Natasha Mascarenhas: RTHM

  • Details: A telehealth and at-home diagnostic company for long COVID. Consumers are able to connect with a care team that specializes in complex post-COVID illnesses and access fitting therapies. It is seeing patients in California, Oregon and Washington in the U.S.
  • Why it’s a fave: Amid the proliferation of digital health point solutions, a gap continues to exist around elusive conditions such as PCOS and long COVID. Despite the complexities of long COVID — both in research, diagnosis and solutions — I respect the company’s focus on the condition, which it estimates impacts 100 million people worldwide. There are lots of ways that RTHM may be challenged, but that makes it all the more interesting to track going forward.

Alex Wilhelm: Azuki

  • Details: Azuki is a comic subscription business aimed at consumers of Japanese comics, better known as manga.

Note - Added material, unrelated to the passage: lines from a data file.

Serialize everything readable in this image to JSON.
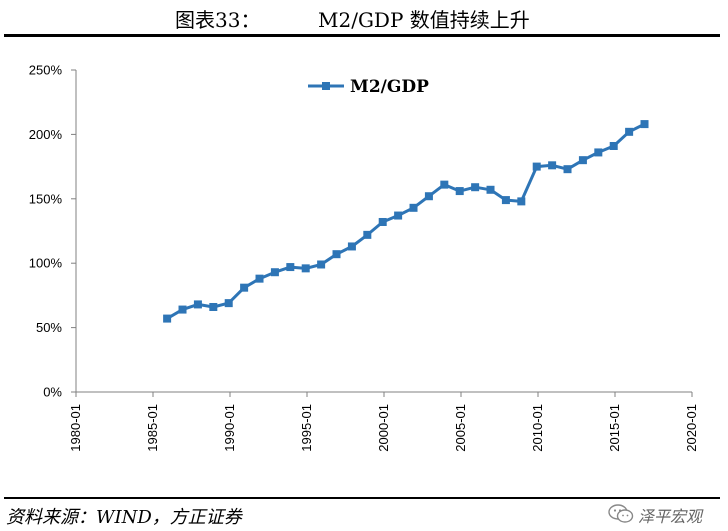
{
  "figure": {
    "prefix": "图表33：",
    "name": "M2/GDP 数值持续上升"
  },
  "source_note": "资料来源：WIND，方正证券",
  "watermark": {
    "text": "泽平宏观",
    "icon": "wechat-icon"
  },
  "colors": {
    "series": "#2E75B6",
    "axis": "#808080",
    "text": "#000000"
  },
  "chart_data": {
    "type": "line",
    "title": "",
    "xlabel": "",
    "ylabel": "",
    "legend_position": "top-left",
    "grid": false,
    "x_ticks": [
      "1980-01",
      "1985-01",
      "1990-01",
      "1995-01",
      "2000-01",
      "2005-01",
      "2010-01",
      "2015-01",
      "2020-01"
    ],
    "x_range": [
      "1980-01",
      "2020-01"
    ],
    "y_ticks": [
      "0%",
      "50%",
      "100%",
      "150%",
      "200%",
      "250%"
    ],
    "ylim": [
      0,
      250
    ],
    "y_unit": "%",
    "series": [
      {
        "name": "M2/GDP",
        "marker": "square",
        "points": [
          {
            "x": "1985-12",
            "y": 57
          },
          {
            "x": "1986-12",
            "y": 64
          },
          {
            "x": "1987-12",
            "y": 68
          },
          {
            "x": "1988-12",
            "y": 66
          },
          {
            "x": "1989-12",
            "y": 69
          },
          {
            "x": "1990-12",
            "y": 81
          },
          {
            "x": "1991-12",
            "y": 88
          },
          {
            "x": "1992-12",
            "y": 93
          },
          {
            "x": "1993-12",
            "y": 97
          },
          {
            "x": "1994-12",
            "y": 96
          },
          {
            "x": "1995-12",
            "y": 99
          },
          {
            "x": "1996-12",
            "y": 107
          },
          {
            "x": "1997-12",
            "y": 113
          },
          {
            "x": "1998-12",
            "y": 122
          },
          {
            "x": "1999-12",
            "y": 132
          },
          {
            "x": "2000-12",
            "y": 137
          },
          {
            "x": "2001-12",
            "y": 143
          },
          {
            "x": "2002-12",
            "y": 152
          },
          {
            "x": "2003-12",
            "y": 161
          },
          {
            "x": "2004-12",
            "y": 156
          },
          {
            "x": "2005-12",
            "y": 159
          },
          {
            "x": "2006-12",
            "y": 157
          },
          {
            "x": "2007-12",
            "y": 149
          },
          {
            "x": "2008-12",
            "y": 148
          },
          {
            "x": "2009-12",
            "y": 175
          },
          {
            "x": "2010-12",
            "y": 176
          },
          {
            "x": "2011-12",
            "y": 173
          },
          {
            "x": "2012-12",
            "y": 180
          },
          {
            "x": "2013-12",
            "y": 186
          },
          {
            "x": "2014-12",
            "y": 191
          },
          {
            "x": "2015-12",
            "y": 202
          },
          {
            "x": "2016-12",
            "y": 208
          }
        ]
      }
    ]
  }
}
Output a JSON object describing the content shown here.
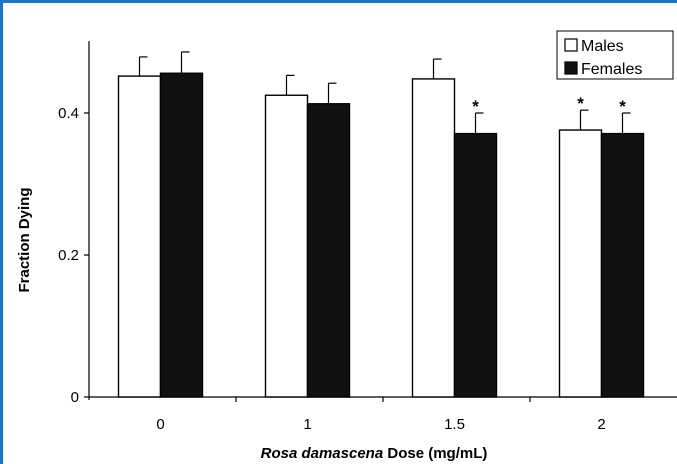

The company is somewhat comparable to Crunchyroll, which sells streaming services to watch Asian cartoons in other markets. Which makes sense, as it shares the same founding team.
  • Why it’s a fave: Crunchyroll is a big deal now. Why wouldn’t the same model work with static art, which also has a proven fanbase around the world? Even more, the company talked about turning current content pirates into paying customers. You know when that worked before? Music and movies. Once the tech worked to stream music and rent films, piracy collapsed. Sure, we all miss the good days of BitTorrent, but subscription services are so damned easy that consumers are willing to pay to get what they previously had to try to get for free.

Devin Coldewey: Mintlify

  • Details: An automatic code documentation engine that reads your code and safely inserts comments that put it in context. Coders don’t always have time to do that, and it makes code auditing and reuse difficult — so having a tool that does it for them (at least to a basic degree) could save time and effort.
  • Why it’s a fave: It seems obvious in retrospect, operates simply and (looks like) effectively. It appears to use some really interesting NLP in the back end as well. Plus, I bet a lot of companies would want this even if it’s only kind of effective. But really, it’s easier to tweak a comment that’s 90% there than write one from scratch.

Alex Wilhelm: Supersheets

  • Details: A software service that allows non-developers to build tools atop their existing databases. It has a focus on finance and ops denizens, with features like the ability to sync data with Google Sheets.
  • Why it’s a fave: This company is a confluence of trends that are all hot. No-code software? Hot. Tooling for finance and ops teams? Hot. Selling the ability for teams that traditionally don’t have in-group developers to build their own magic? Hot. Automating rote work? Hot. The company’s in-market performance is nascent today, with just a few pilots at work. But if it can land even a handful of customers, it should be able to raise more than enough money to hone its product.

Devin Coldewey: Rosebud Biosciences

  • Details: The company makes micro organs like a heart on a chip — but it does so with the patient’s own DNA, so (theoretically) the way the cells react should be much closer to how the person’s own body will react.
  • Why it’s a fave: While this definitely has some squicky sci-fi biopunk vibes, it’s potentially a very important step in the world of personalized medicine.

Alex Wilhelm: Lenco

  • Details: A digital bank — neobank, challenger bank, pick your term — targeting Africa’s business market. The company targets generating revenues worth 3% of its assets under management (AUM) and some interest incomes from lent funds in the form of working capital.
  • Why it’s a fave: Fintech in developing economies is a well-known mega-opportunity for startups. That makes the space that Lenco is working in pretty darn crowded. But the startup stands out for its rapid growth, with Lenco reporting that it reached $73,000 MRR ($876,000 ARR) in six months. That’s off the back of what the company calls 25% monthly revenue growth. Traction, y’all, is not just for tractor pulls.

And to close us out, Mary Ann Azevedo cited Digiventures — an Argentinian fintech startup that presented today — as her highlight. Why? Like with Lenco, early traction caught her eye.